Compared to Halifax, Montreal was just big enough to feel exciting but close enough to not feel intimidating. Plus, the official language of French made it seem like I had travelled farther than I actually did. 

Travelling alone was everything I hoped it would be and some of what I hoped it wouldn’t. There were moments when I felt deeply lonely, even when squeezed among thousands of people. I dripped with sweat in the thirty-degree heat and suffered an embarrassing set of saddle sores from biking around the city in jean shorts. I got disoriented and took wrong turns and made mistakes — but I never made the same mistake twice. As I walked for blocks and blocks and sceneries changed around me, I learned to depend on the things that didn’t. The mountain that lay big and green to the west, the old city and river to the south, the sun rising bright and hot in the east. 

Every afternoon, I walked to the vegan ice cream shop that sat on a corner two blocks from my Airbnb, rotating between their three daily flavours. Chocolate one day, vanilla and raspberry twist the next, and always on a waffle cone even though it jacked the price up to almost eight dollars. The truth is, I would’ve payed double. It felt like fate that I had chosen a room so close to this sliver of heaven. I drank bubble tea underneath a night sky lit up with fireworks, occasionally getting struck with the soccer ball being kicked around by a group of overtired boys beside me. I sat in parks reading and journalling and watching couples stretched out on picnic blankets drinking chardonnay straight from the bottle. I wandered through the oldest Neo-gothic cathedral in the country, where I sat down on a hard wooden pew and prayed a little, but spent more time in this sacred space scrolling Google’s recommendations for where I could get a smoked meat sandwich for lunch. I crawled under the duvet exhausted each night, yet was only able to sleep for three-hour stretches. 

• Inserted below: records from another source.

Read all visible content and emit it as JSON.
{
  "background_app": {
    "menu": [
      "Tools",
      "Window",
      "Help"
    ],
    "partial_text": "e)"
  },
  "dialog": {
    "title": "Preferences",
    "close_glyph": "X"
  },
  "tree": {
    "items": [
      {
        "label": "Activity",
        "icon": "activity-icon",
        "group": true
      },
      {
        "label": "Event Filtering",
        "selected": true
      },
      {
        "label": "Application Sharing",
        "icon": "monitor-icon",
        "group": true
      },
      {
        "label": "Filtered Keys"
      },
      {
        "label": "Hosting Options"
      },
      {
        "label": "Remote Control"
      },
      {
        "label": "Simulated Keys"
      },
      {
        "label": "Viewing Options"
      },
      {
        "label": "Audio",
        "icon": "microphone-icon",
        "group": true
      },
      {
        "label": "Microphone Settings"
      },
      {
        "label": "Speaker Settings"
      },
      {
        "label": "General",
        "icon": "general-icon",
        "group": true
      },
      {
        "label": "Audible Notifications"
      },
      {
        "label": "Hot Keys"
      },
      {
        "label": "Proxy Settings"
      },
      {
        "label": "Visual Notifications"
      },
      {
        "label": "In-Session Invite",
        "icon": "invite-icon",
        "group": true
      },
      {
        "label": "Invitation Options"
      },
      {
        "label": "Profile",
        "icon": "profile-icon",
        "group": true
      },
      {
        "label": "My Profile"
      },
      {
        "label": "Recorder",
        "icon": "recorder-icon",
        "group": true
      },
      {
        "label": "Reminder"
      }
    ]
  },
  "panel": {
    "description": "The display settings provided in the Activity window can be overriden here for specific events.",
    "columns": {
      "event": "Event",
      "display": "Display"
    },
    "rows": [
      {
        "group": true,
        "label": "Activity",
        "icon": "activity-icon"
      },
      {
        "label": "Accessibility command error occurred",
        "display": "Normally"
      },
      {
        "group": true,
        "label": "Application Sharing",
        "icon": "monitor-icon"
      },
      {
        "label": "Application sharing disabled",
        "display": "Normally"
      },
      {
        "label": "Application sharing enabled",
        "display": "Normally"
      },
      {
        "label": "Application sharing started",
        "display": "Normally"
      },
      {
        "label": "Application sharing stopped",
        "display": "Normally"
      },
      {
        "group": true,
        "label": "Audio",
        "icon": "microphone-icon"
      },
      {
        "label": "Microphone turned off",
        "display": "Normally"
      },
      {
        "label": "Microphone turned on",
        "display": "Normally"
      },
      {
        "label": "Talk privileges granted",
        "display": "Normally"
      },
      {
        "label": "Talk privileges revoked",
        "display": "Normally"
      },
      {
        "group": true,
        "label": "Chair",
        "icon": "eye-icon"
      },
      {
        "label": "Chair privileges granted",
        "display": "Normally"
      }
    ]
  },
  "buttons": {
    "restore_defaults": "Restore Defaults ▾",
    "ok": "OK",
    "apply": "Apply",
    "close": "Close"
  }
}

I missed home and my boys and tried to hide the tears that welled in my eyes during our morning FaceTime calls, but I also felt giddy and free. There is something invigorating about waking up beside your snoring husband one moment and only a few hours later plopping yourself down on the grass in a park a thousand kilometres away. It’s unsettling in the best sort of way. Like this new place has taken the dormant parts of yourself by the shoulders and given them a good shake while yelling, “Time to come out and play!” 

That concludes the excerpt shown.